3 LUNS were inaccessible due to dead paths which caused reset virtual machine instance stuck at 95% and created issues with LUN itself and VMs hosted on the same LUN’s and 5 ESX host in a cluster were impacted and got disconnected from the virtual centre server. when I tried to browse the DATASTORE it came up terribly slow and showed no data.

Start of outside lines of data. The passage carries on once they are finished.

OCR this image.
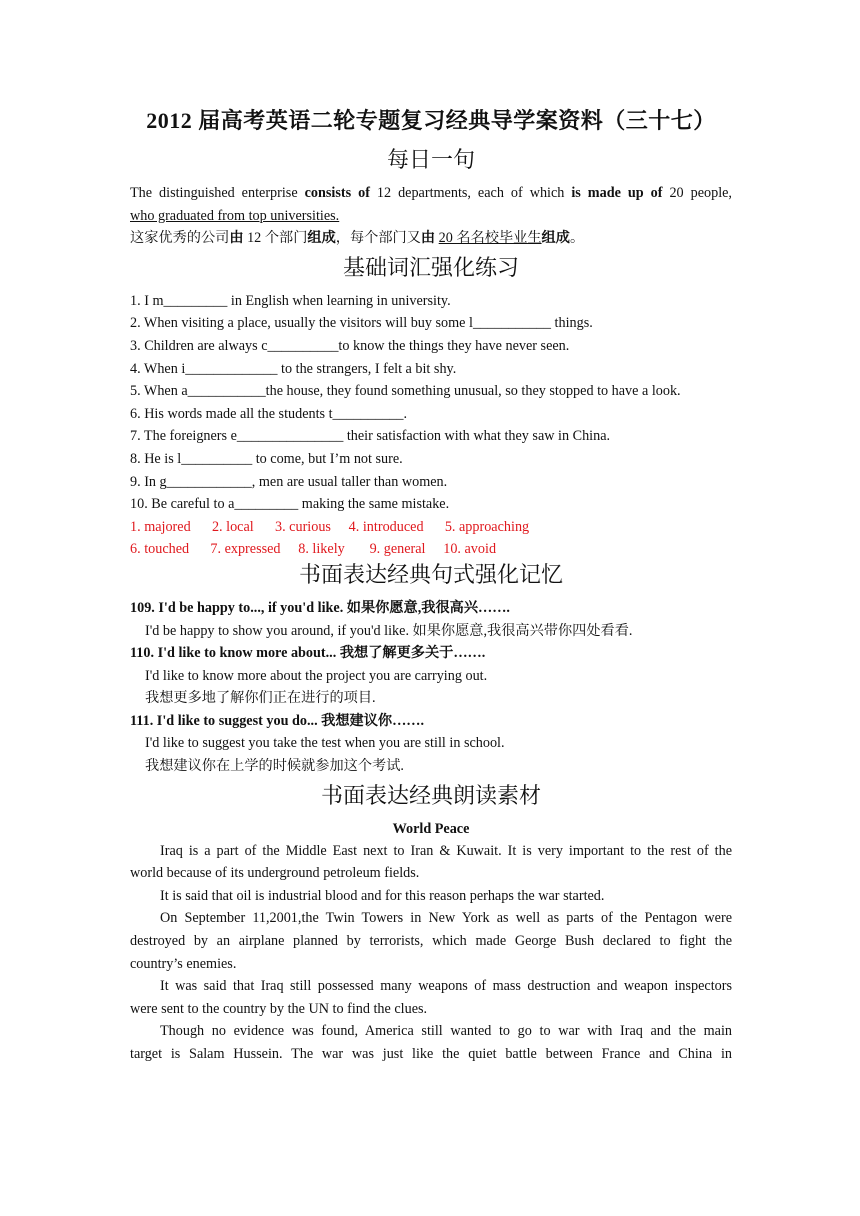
2012 届高考英语二轮专题复习经典导学案资料（三十七）
每日一句
The distinguished enterprise consists of 12 departments, each of which is made up of 20 people,
who graduated from top universities.
这家优秀的公司由 12 个部门组成，每个部门又由 20 名名校毕业生组成。
基础词汇强化练习
1. I m_________ in English when learning in university.
2. When visiting a place, usually the visitors will buy some l___________ things.
3. Children are always c__________to know the things they have never seen.
4. When i_____________ to the strangers, I felt a bit shy.
5. When a___________the house, they found something unusual, so they stopped to have a look.
6. His words made all the students t__________.
7. The foreigners e_______________ their satisfaction with what they saw in China.
8. He is l__________ to come, but I’m not sure.
9. In g____________, men are usual taller than women.
10. Be careful to a_________ making the same mistake.
1. majored      2. local      3. curious     4. introduced      5. approaching
6. touched      7. expressed     8. likely       9. general     10. avoid
书面表达经典句式强化记忆
109. I'd be happy to..., if you'd like. 如果你愿意,我很高兴…….
I'd be happy to show you around, if you'd like. 如果你愿意,我很高兴带你四处看看.
110. I'd like to know more about... 我想了解更多关于…….
I'd like to know more about the project you are carrying out.
我想更多地了解你们正在进行的项目.
111. I'd like to suggest you do... 我想建议你…….
I'd like to suggest you take the test when you are still in school.
我想建议你在上学的时候就参加这个考试.
书面表达经典朗读素材
World Peace
Iraq is a part of the Middle East next to Iran & Kuwait. It is very important to the rest of the
world because of its underground petroleum fields.
It is said that oil is industrial blood and for this reason perhaps the war started.
On September 11,2001,the Twin Towers in New York as well as parts of the Pentagon were
destroyed by an airplane planned by terrorists, which made George Bush declared to fight the
country’s enemies.
It was said that Iraq still possessed many weapons of mass destruction and weapon inspectors
were sent to the country by the UN to find the clues.
Though no evidence was found, America still wanted to go to war with Iraq and the main
target is Salam Hussein. The war was just like the quiet battle between France and China in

I did following steps to resolve this issue.
1. | Tried restarting VM ( No results ) |
2. | Tried to reset VM which got stuck at 95%.( Logically VMX file was not accessible to the ESX host and hostd got panic ) |
3. | Used Vshpere CLI to Kill VM Process. ( No VM instance is running since VMX registration failed ) |
4. | Tried to rescan for new datastores on ESX host to clean up dead paths which failed because LUN was actively refusing connection and this was identified at step 4. ( It failed too since 3 LUNs have dead paths) |
5. | VMkernel logs indicated that 3 LUNs are unresponsive and none of the ESX hosts are able to connect to it. |
6. | Un-presented the LUN from all hosts with success. |
7. | Rescanned for datastores on all hosts to clean up dead path with success. |
8. | Represented datastores to all hosts |
9. | Rescanned for datastores on all hosts with success to discover the new presented LUN’s |
10. | Tried to power on VM with no luck since ESX hosts lost communication with VM due to storage being unavailable. |
11. | Restarted management and VPXA services. |
12. | Used VMware CLI to Unregistered virtual machines from ESX and registered again. |
13. | Used VMware CLI to power on the VM with success. |
Question is- How many possible ways and workaround to get rid of dead paths ?
What exactly has caused it ?